It’s during the night, I look at the empty space on the side of my bed, now filled with two bassinets and think about the two lives that will occupy them in the next month or so. It’s an unreal feeling to know I will be a parent again. I for so long saw and could only see me and my daughter. I mean almost 10 year later I’m starting over, and with twins no less.
But more than unreal I’m starting to get butterflies, which is pretty darn hard with two babies in my stomach. Every time I see an ultrasound I wonder how do they manage in there, but it’s all just a miracle.
I’ve had to step outside myself and step into a new me to take on this huge responsibility. I know that I have to put them first, whatever selfish parts I had left has gone to them. Now, I’m not perfect, and I have plenty of worry and stress. It’s not easy having to handle this situation on my own, but I have done my best to keep myself together and maintain my household with the child I already have.
So as I look at my babies bassinets, I care nothing more to be here for them, to care for there needs and to hold them when they cry. It’s going to be a total experience around here, new life, new hopes, new possibilities, new noises, new smells (eww) will lay in those bassinets.
Am I ready for the new adventure? Hell yes, why not! Lots of people are caught up in the adventure of careers and making society happy, but I’m caught up in this adventure called life. I will not let this opportunity slip me by, because there is nothing more rewarding, nothing more worthy, nothing more gracious in Gods eye’s then the making of family.
Life is nothing without people in it and to know life you must not only give yourself to the making of it, but you must be present in the rearing of it (life).
My babies are almost here 3owks 10 more to go. I’m very excited. I got there names down, now just can’t wait to see there faces. Everyday I envision how they may look, but there is just no telling. I can’t wait until the moment I get to hold them and look into their eyes. I’m emotional just thinking about it. Know matter what my situation is I’m happy to take on this responsibility. I’m just amazed!
It’s been so long since I’ve been apart of a birth and to have two babies at that. I’m in aw everyday. I can say that my pregnancy with my daughter wasn’t as enjoyable. I was bed ridden sick most of the time. But I have been able to enjoy this one a bit more just because I haven’t had to throw-up every day. Although, my back kills me so. I can handle some back pain for my babies. What’s a little discomfort for a blessing like this. It’s unlikely to happen again.
I’m so emotional in thought,
focus coming to view,
your presents almost near,
I hardly know what to do,
Excited by the feel,
What a miracle,
God has bestowed,
so I wait until your birth,
the day of your arrival.
Just us three alone,
mommy loves you!
twins, two sacks
So when I found out I was having twins, I was about 9 wks. The picture to the left is of the two sacks. The doctor said that because the sacks are divided by a thick line in the middle it made it more likely that they will be fraternal twins.
Scientist refer to fraternal twins as dizygotic, involving the union of two eggs with two sperm to crate two embryos. As shown in picture below. “Twins, Agnew 7”
fraternal sperm embryos
So my hope is that I will have both a boy and girl or 2 boys. I have a daughter who is almost 9. yrs. We will see what happens.

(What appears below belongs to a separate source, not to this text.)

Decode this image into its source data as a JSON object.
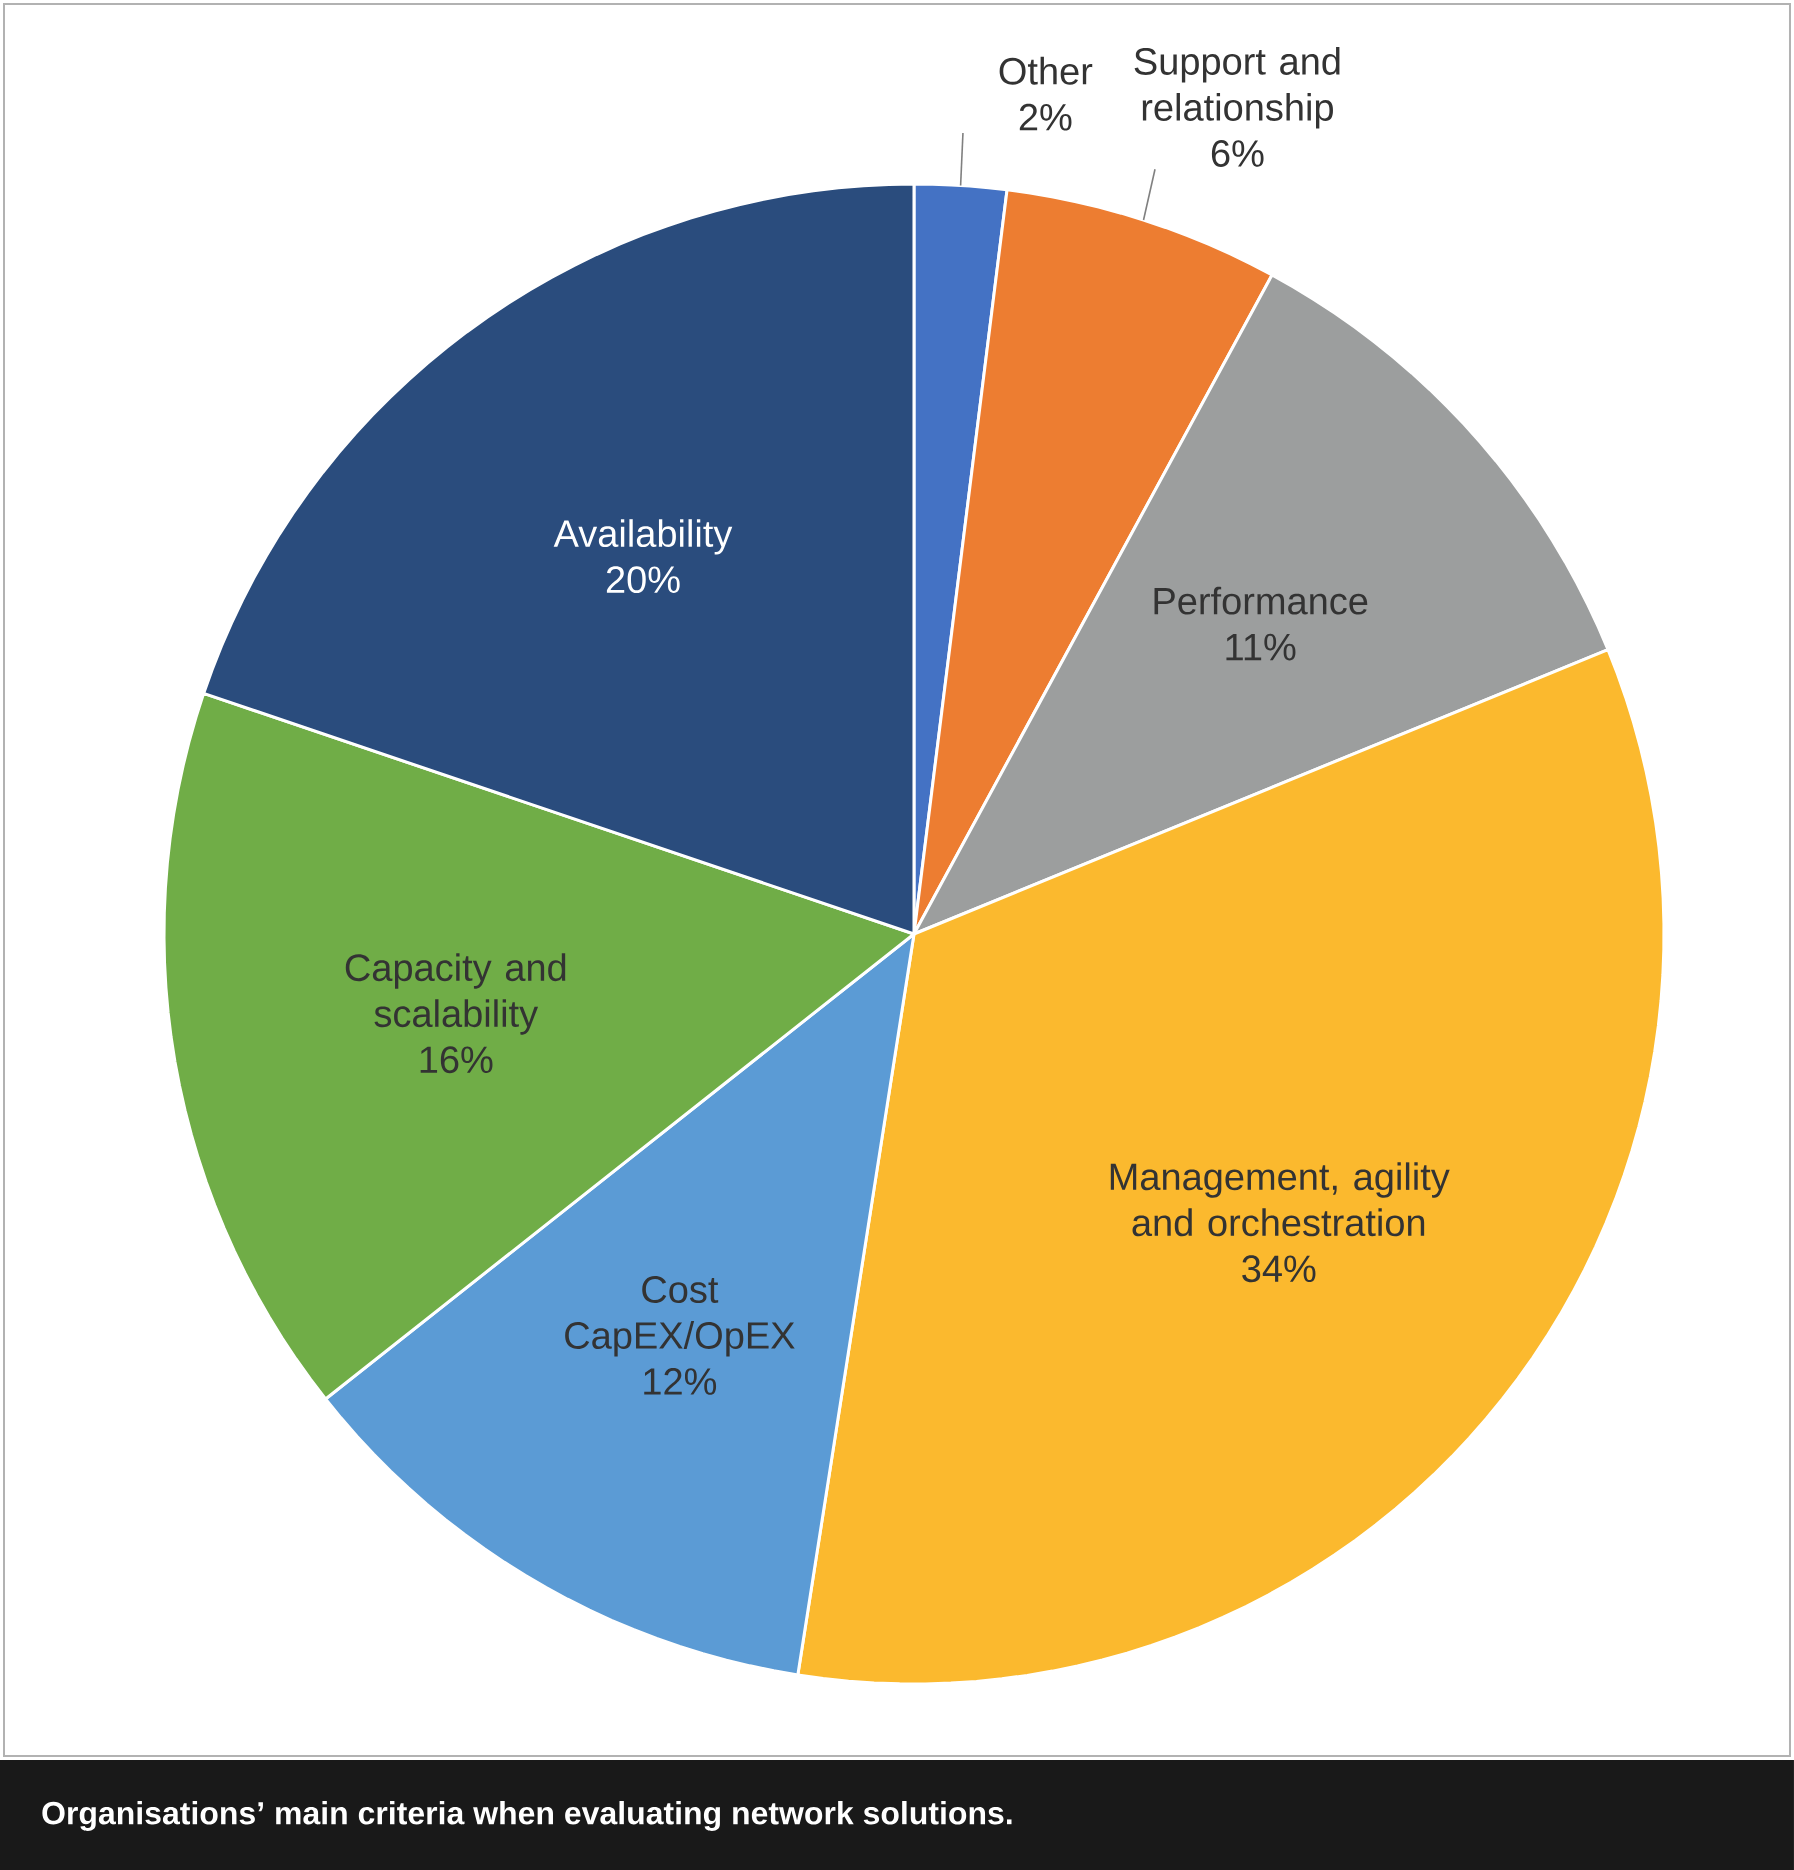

So, I recently wrote that I was pregnant. Well I’ve found out I’m having twins. OMG! That’s what everybody has been saying.
When I went to my first GYN appointment twins was the furthest thing from my mind. I don’t know of any on my side of the family or on the fathers side, that has twins. I surely wasn’t taking any fertility pills, so OMG is right.
Although, about a week before I went to the doctor I had a conversation with my mother, about how I was feeling. I had been overly tired, aggressively hungry, and I had said to her “the way I’m feeling, It could be twins.” But that was one of those things you say, one of those things you blurt out but don’t mean!
But the funny was on me! At first it was total shock. I think me and my mothers emotions were felt all through the hospital, when the words “YOUR HAVING TWINS” flew out the doctors mouth without even a second thought. The doctor was unsure of whether to congratulate us or to say nothing at all and just go on like she never said anything..
After that initial moment of shock wore off we started to realize this was going to happen. Those TWINS are on their way. February 12, is coming and we better get ready.